I was 18 years old, unmarried, confused in the situation of an unwanted
pregnancy. My mother coerced me into the abortion; my boyfriend (ended up being
my 1st husband and father of my now 11 year old daughter) stood by me
in "whatever decision I made," even though his father was an abortion provider
and ended up doing the abortion (for free, of course).
A nightmare - I cried through the entire procedure - I was given a Valium, a
shot of Demerol, but I was certainly wide awake and aware of everything.

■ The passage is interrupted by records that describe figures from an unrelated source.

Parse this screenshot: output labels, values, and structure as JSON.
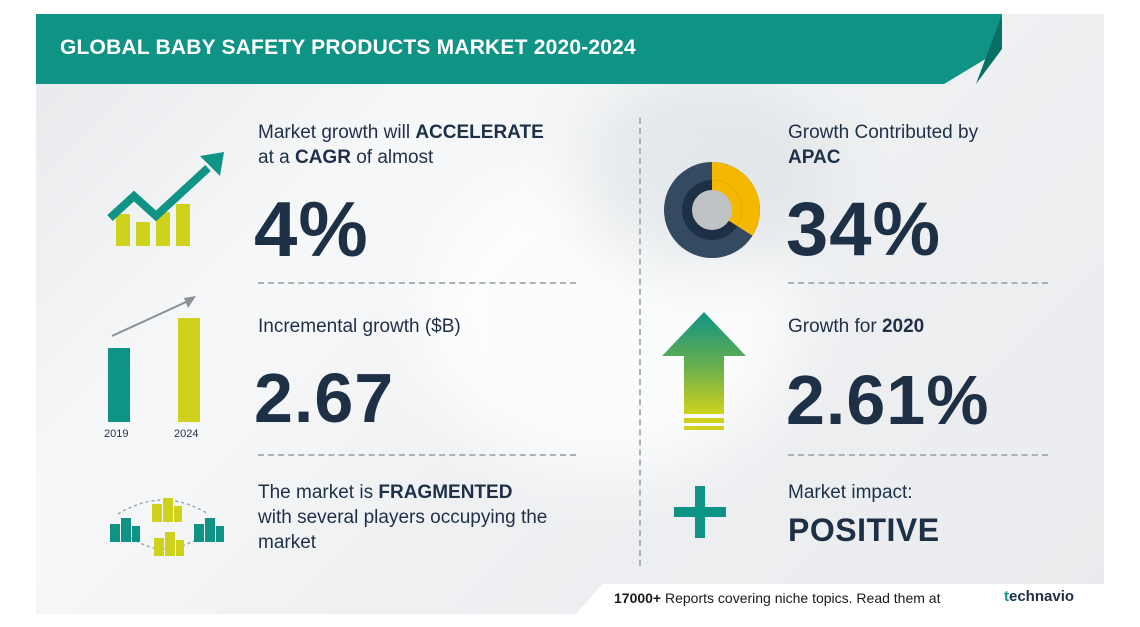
{
  "title": "GLOBAL BABY SAFETY PRODUCTS MARKET 2020-2024",
  "left": {
    "growth": {
      "pre": "Market growth will",
      "emph": "ACCELERATE",
      "line2_pre": "at a",
      "line2_emph": "CAGR",
      "line2_post": "of almost",
      "value": "4%"
    },
    "incremental": {
      "label": "Incremental growth ($B)",
      "value": "2.67",
      "bars": [
        {
          "year": "2019",
          "level": 0.74
        },
        {
          "year": "2024",
          "level": 1.0
        }
      ]
    },
    "market": {
      "pre": "The market is",
      "emph": "FRAGMENTED",
      "line2": "with several players occupying the",
      "line3": "market"
    }
  },
  "right": {
    "apac": {
      "label": "Growth Contributed by",
      "emph": "APAC",
      "value": "34%",
      "share": 0.34
    },
    "growth2020": {
      "pre": "Growth for",
      "emph": "2020",
      "value": "2.61%"
    },
    "impact": {
      "label": "Market impact:",
      "value": "POSITIVE"
    }
  },
  "footer": {
    "count": "17000+",
    "text": "Reports covering niche topics. Read them at",
    "brand_t": "t",
    "brand": "echnavio"
  },
  "colors": {
    "teal": "#0f9385",
    "navy": "#1d3046",
    "yellow": "#cfd21c",
    "gold": "#f4b800",
    "gray": "#aab2b8"
  }
}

It didn't seem to affect anyone but me and my baby. I had had drug problems,
but they intensified. I hated myself, I felt a tremendous, staggering loss, I
was angry, suicidal, guilty. I felt, and knew, that a huge part of me (and of my
life) was gone.
It has been 15 years since I had the abortion - only after 10 years was I
able to really come to terms with it, (or go to baby showers, hear about
abortion on TV or from any other source, etc.). I wrote a booklet on my
experience, strength and hope at the time and am now involved in the Pro-Life
movement and P.A.S. counseling.
I would have three children instead on one. I aborted the first one, had a
daughter the second time, had a tubal pregnancy at 2 months along and a [baby]
died the third time, resulting in a total hysterectomy a year later due to a
P.I.D. massive scar tissue in my organs. The abortion severely handicapped me
emotionally for years, but I am now able to use that experience to help other
women and girls not to make the same, devastating mistake that I did.